Le parti du premier ministre russe Vladimir Poutine a fait face à une fronde exceptionnelle mercredi, les trois autres formations à la Douma, d'ordinaire plus soumises, ayant quitté l'hémicycle pour dénoncer des fraudes électorales

Les 135 députés du Parti communiste, du Parti libéral-démocrate de Russie (LDPR, ultranationaliste) et de Russie juste ont laissé seuls ceux de Russie unie, qui avec 315 sièges contrôle largement la chambre basse du Parlement. Ils réclament une rencontre avec le président Dmitri Medvedev et n'ont pas précisé si ce boycott était ponctuel ou s'il se poursuivrait à la prochaine séance vendredi.

Motif du coup de sang, les résultats des élections locales de dimanche, marquées par une victoire écrasante de Russie unie qui n'a laissé que des miettes aux autres partis, même ceux qui se gardent généralement de critiquer le Kremlin et M. Poutine.

«Nous ne reconnaissons pas ces élections. Le parti Russie unie s'est approprié frauduleusement des voix des électeurs, nous ne pouvons être dans la même salle que des escrocs!», s'est exclamé le chef du LDPR et vice-président de la Douma, Vladimir Jirinovski, très en verve comme à son habitude.

Exemple le plus flagrant de fraudes selon les trois partis, l'élection de l'assemblée municipale de Moscou où Russie unie a raflé 32 des 35 sièges, n'en laissant que trois au Parti communiste.

Russie unie a de son côté balayé les protestations, estimant qu'elles témoignaient d'un manque de respect envers les électeurs. La Commission électorale russe avait déjà qualifié lundi d'«hystériques» les accusations de fraudes.

«La responsabilité envers les électeurs est plus importante que les émotions. Les élections sont derrière nous et les actions populistes n'ont plus aucun sens», a estimé le président de la Douma et l'un des dirigeants du parti au pouvoir, Boris Gryzlov.

Cette fronde parlementaire constitue, selon les observateurs, un évènement sans précédent depuis la disparition fin 2003 de l'opposition libérale à la Douma, dernier bastion de la contestation contre le président d'alors Vladimir Poutine.

Pour l'analyste indépendant Dmitri Orechkine, le niveau de fraude a été tel cette fois-ci que même les partis dépendants du Kremlin «ne ferment plus les yeux» car «il en va de leur survie».

«Il est très intéressant de voir que les autorités ont cru à tort que ces gens allaient avaler la couleuvre», souligne-t-il, «qu'il y ait une solidarité entre ces partis est une grande nouvelle politique, cela signifie que le niveau de ce qui est acceptable a été dépassé».

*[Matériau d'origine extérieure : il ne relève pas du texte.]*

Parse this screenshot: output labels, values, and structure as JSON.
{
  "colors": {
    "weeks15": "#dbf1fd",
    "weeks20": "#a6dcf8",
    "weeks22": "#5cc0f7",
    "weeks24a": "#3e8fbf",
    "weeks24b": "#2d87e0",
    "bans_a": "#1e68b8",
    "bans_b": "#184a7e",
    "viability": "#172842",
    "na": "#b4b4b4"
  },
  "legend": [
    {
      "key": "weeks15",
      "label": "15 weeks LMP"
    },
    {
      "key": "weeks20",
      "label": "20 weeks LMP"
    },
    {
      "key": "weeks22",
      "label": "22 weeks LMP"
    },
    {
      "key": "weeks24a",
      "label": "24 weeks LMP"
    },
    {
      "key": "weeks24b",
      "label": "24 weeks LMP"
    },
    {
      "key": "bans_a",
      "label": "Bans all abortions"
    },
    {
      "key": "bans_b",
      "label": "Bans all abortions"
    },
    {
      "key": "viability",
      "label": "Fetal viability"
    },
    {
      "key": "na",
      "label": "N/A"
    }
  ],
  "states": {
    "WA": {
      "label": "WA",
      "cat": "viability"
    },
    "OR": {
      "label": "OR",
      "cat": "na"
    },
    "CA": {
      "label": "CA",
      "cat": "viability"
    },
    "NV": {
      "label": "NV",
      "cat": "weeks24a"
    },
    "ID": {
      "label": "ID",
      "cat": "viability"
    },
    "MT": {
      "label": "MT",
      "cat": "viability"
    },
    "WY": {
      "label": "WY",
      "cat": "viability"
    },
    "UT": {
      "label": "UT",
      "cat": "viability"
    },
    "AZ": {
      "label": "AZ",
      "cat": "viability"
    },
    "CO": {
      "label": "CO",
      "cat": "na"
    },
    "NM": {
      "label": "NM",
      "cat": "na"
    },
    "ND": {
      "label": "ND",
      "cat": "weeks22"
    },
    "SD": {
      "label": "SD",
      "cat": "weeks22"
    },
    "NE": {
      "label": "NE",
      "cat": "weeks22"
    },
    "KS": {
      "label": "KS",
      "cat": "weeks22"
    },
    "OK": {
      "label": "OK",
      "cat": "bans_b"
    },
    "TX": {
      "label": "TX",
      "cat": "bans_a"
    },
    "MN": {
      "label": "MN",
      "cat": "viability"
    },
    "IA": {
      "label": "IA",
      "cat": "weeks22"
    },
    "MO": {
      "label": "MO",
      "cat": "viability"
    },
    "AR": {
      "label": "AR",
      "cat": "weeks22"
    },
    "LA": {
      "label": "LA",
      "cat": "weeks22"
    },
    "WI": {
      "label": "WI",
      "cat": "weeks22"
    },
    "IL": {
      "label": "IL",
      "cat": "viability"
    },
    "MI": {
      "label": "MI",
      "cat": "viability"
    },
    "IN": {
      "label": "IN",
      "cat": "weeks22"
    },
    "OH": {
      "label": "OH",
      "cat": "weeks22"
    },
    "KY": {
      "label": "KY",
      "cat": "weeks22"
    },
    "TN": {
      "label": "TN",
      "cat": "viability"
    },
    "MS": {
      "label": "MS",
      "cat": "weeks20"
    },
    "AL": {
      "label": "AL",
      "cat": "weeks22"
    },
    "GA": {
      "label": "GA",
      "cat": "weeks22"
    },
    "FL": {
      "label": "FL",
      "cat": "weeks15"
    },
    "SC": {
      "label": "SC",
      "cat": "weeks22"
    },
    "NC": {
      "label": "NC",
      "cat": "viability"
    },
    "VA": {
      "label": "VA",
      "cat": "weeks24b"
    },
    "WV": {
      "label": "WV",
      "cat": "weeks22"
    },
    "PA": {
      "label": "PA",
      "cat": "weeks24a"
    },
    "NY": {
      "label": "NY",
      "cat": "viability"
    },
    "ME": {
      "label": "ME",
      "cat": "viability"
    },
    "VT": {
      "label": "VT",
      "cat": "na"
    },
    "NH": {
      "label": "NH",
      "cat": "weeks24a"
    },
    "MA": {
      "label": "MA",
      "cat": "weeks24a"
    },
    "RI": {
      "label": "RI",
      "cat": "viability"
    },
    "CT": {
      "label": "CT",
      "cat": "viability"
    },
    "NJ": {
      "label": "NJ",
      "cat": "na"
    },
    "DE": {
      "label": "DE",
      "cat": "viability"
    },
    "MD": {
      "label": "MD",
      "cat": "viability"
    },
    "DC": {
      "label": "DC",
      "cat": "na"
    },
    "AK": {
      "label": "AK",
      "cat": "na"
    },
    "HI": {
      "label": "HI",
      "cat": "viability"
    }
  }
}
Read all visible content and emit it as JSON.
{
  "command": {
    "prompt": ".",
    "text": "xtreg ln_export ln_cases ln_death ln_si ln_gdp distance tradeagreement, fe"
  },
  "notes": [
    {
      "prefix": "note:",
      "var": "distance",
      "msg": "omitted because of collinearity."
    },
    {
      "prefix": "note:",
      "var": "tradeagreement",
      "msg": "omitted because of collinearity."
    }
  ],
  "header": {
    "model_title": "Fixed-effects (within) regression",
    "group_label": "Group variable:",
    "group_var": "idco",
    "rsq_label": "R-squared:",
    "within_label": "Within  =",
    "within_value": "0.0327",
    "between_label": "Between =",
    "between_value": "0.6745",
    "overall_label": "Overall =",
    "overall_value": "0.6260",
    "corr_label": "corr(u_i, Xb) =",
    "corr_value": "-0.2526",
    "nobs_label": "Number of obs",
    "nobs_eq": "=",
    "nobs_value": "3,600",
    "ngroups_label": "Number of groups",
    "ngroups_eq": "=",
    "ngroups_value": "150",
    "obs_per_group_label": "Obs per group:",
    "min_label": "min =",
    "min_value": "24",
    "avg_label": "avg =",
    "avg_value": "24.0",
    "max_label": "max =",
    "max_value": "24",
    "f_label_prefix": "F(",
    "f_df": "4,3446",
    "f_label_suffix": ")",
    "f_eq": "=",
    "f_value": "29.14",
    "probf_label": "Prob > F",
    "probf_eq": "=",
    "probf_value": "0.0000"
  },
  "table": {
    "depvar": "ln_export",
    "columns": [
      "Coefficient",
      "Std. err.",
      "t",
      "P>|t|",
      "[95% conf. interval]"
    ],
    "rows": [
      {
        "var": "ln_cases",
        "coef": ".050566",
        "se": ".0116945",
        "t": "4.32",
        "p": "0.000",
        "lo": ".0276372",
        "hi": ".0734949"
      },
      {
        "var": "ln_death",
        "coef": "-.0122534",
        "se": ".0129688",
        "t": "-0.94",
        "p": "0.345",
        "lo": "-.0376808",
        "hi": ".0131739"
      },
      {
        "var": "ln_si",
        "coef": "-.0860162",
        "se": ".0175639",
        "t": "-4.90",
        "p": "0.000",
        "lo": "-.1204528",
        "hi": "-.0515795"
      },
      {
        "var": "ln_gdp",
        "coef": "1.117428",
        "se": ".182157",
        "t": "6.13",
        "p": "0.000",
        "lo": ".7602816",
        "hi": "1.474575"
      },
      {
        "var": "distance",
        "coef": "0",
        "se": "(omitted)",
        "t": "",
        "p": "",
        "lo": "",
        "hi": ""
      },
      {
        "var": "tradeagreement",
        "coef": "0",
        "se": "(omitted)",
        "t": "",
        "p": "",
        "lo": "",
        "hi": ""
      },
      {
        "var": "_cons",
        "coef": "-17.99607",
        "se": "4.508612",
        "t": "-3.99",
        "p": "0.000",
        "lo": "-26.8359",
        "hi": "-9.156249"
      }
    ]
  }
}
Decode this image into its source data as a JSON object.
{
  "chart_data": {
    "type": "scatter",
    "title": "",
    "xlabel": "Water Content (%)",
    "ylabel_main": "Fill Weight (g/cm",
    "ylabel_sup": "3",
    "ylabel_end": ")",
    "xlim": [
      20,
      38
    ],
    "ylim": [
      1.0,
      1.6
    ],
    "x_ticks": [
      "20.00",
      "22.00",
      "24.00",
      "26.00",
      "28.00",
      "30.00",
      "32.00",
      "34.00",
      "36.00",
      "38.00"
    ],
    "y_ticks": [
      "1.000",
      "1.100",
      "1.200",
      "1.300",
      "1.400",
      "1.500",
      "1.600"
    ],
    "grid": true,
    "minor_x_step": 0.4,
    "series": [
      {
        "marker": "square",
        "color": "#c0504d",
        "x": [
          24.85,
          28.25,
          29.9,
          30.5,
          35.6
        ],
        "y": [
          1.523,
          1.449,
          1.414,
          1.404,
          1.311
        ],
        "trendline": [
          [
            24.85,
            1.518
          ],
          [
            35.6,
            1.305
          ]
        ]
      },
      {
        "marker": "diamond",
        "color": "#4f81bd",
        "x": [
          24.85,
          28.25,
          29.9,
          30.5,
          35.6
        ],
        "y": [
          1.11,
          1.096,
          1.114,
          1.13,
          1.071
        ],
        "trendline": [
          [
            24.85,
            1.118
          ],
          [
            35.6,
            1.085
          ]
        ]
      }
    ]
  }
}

Certains journaux russes relevaient aussi mercredi que Russie unie avait franchi une limite.

«Pour la première fois, au niveau de la Fédération, nous voyons une tentative d'établir un monopole politique total et non plus de simplement limiter la concurrence», note Vladimir Milov dans les pages du quotidien économique Vedomosti.

Le président Medvedev, qui avait salué lundi la victoire «convaincante» de Russie unie, «va réagir bientôt» à la fronde des trois partis, a indiqué le représentant de la présidence à la Douma, Garri Minkh, cité par l'agence Ria Novosti.

Le premier ministre devait faire de même depuis Pékin, où il effectue une visite, a précisé son porte-parole Dmitri Peskov à l'AFP.